I was perplexed why Mr. Market actually praised Dean Foods' (DF) fourth quarter report yesterday, by tacking on a 6% gain to its stock price. In the pre-market, the shares were getting punished on the news (dropping just under $9), and unfortunately for me, I got spooked, and hit the sell button at $9.20, only to see the shares spike 16% later in the session. The good news is, I should be happy that I refrained from the temptation of opening a short position, or else I would have really been in a world of hurt!

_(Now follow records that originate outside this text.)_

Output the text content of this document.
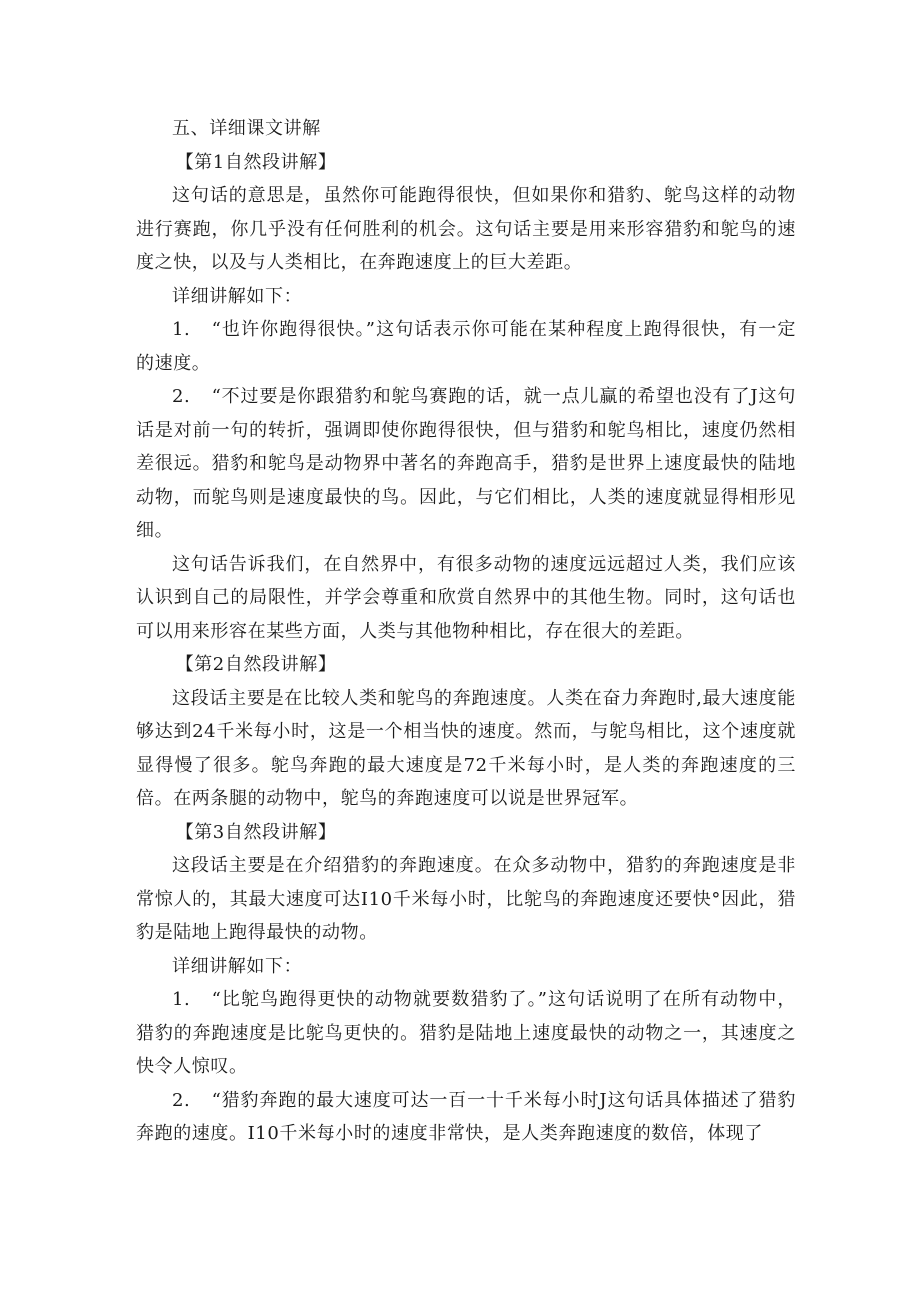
五、详细课文讲解

【第1自然段讲解】

这句话的意思是，虽然你可能跑得很快，但如果你和猎豹、鸵鸟这样的动物进行赛跑，你几乎没有任何胜利的机会。这句话主要是用来形容猎豹和鸵鸟的速度之快，以及与人类相比，在奔跑速度上的巨大差距。

详细讲解如下：

1. “也许你跑得很快。”这句话表示你可能在某种程度上跑得很快，有一定的速度。

2. “不过要是你跟猎豹和鸵鸟赛跑的话，就一点儿赢的希望也没有了J这句话是对前一句的转折，强调即使你跑得很快，但与猎豹和鸵鸟相比，速度仍然相差很远。猎豹和鸵鸟是动物界中著名的奔跑高手，猎豹是世界上速度最快的陆地动物，而鸵鸟则是速度最快的鸟。因此，与它们相比，人类的速度就显得相形见细。

这句话告诉我们，在自然界中，有很多动物的速度远远超过人类，我们应该认识到自己的局限性，并学会尊重和欣赏自然界中的其他生物。同时，这句话也可以用来形容在某些方面，人类与其他物种相比，存在很大的差距。

【第2自然段讲解】

这段话主要是在比较人类和鸵鸟的奔跑速度。人类在奋力奔跑时,最大速度能够达到24千米每小时，这是一个相当快的速度。然而，与鸵鸟相比，这个速度就显得慢了很多。鸵鸟奔跑的最大速度是72千米每小时，是人类的奔跑速度的三倍。在两条腿的动物中，鸵鸟的奔跑速度可以说是世界冠军。

【第3自然段讲解】

这段话主要是在介绍猎豹的奔跑速度。在众多动物中，猎豹的奔跑速度是非常惊人的，其最大速度可达I10千米每小时，比鸵鸟的奔跑速度还要快°因此，猎豹是陆地上跑得最快的动物。

详细讲解如下：

1. “比鸵鸟跑得更快的动物就要数猎豹了。”这句话说明了在所有动物中，猎豹的奔跑速度是比鸵鸟更快的。猎豹是陆地上速度最快的动物之一，其速度之快令人惊叹。

2. “猎豹奔跑的最大速度可达一百一十千米每小时J这句话具体描述了猎豹奔跑的速度。I10千米每小时的速度非常快，是人类奔跑速度的数倍，体现了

The report was just not that good, especially considering guidance was again hacked, now to a range of 55 cents to 65 cents for calendar year 2011. On a forward basis, the shares are selling at nearly19 times estimated earnings, which frankly is expensive for a company caught in a nasty trend of deteriorating fundamentals.
Here are the red flags:
- Debt is way too high at $4.1 billion, and as a consequence, interest expense is slated to rise 12%, to a staggering $265 million in 2011.

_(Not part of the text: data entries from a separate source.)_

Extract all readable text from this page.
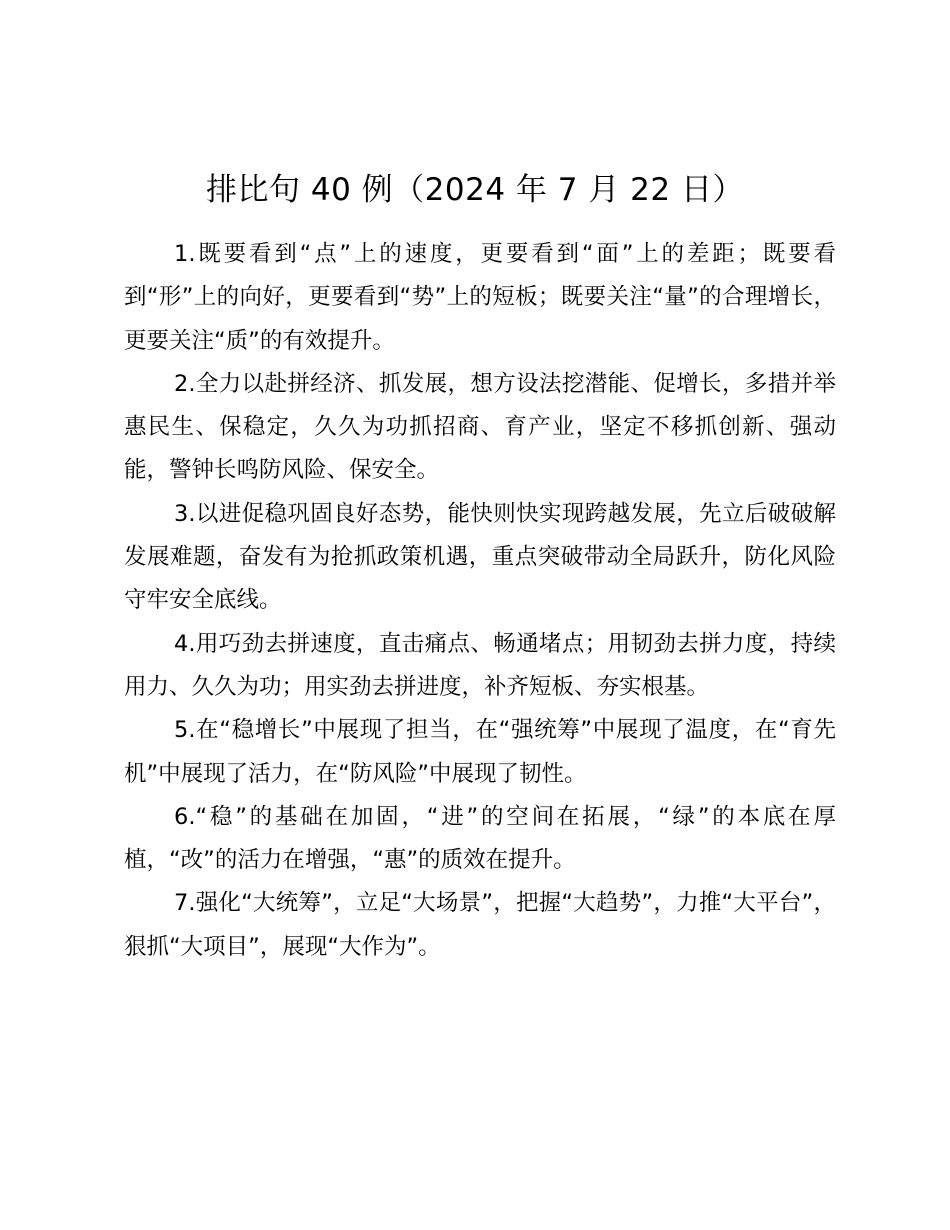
排比句 40 例（2024 年 7 月 22 日）

1.既要看到“点”上的速度，更要看到“面”上的差距；既要看到“形”上的向好，更要看到“势”上的短板；既要关注“量”的合理增长，更要关注“质”的有效提升。

2.全力以赴拼经济、抓发展，想方设法挖潜能、促增长，多措并举惠民生、保稳定，久久为功抓招商、育产业，坚定不移抓创新、强动能，警钟长鸣防风险、保安全。

3.以进促稳巩固良好态势，能快则快实现跨越发展，先立后破破解发展难题，奋发有为抢抓政策机遇，重点突破带动全局跃升，防化风险守牢安全底线。

4.用巧劲去拼速度，直击痛点、畅通堵点；用韧劲去拼力度，持续用力、久久为功；用实劲去拼进度，补齐短板、夯实根基。

5.在“稳增长”中展现了担当，在“强统筹”中展现了温度，在“育先机”中展现了活力，在“防风险”中展现了韧性。

6.“稳”的基础在加固，“进”的空间在拓展，“绿”的本底在厚植，“改”的活力在增强，“惠”的质效在提升。

7.强化“大统筹”，立足“大场景”，把握“大趋势”，力推“大平台”，狠抓“大项目”，展现“大作为”。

- There has been no insider buying of the company's shares.
- Management's ability to communicate its vision with Wall Street has been weak at best.
- The sale of its yogurt operations will eliminate $20 million in operating earnings, but save just $2 million in interest outlays. Lose $20 million to save $2 million? I don't like the math here.
Bottom line: I loved the valuation in the low $7's , but after a 50% run-up, the shares have become expensive again. I'll be looking to get back in after a 20% haircut to the $8.50 area. Until then, there are better opportunities elsewhere.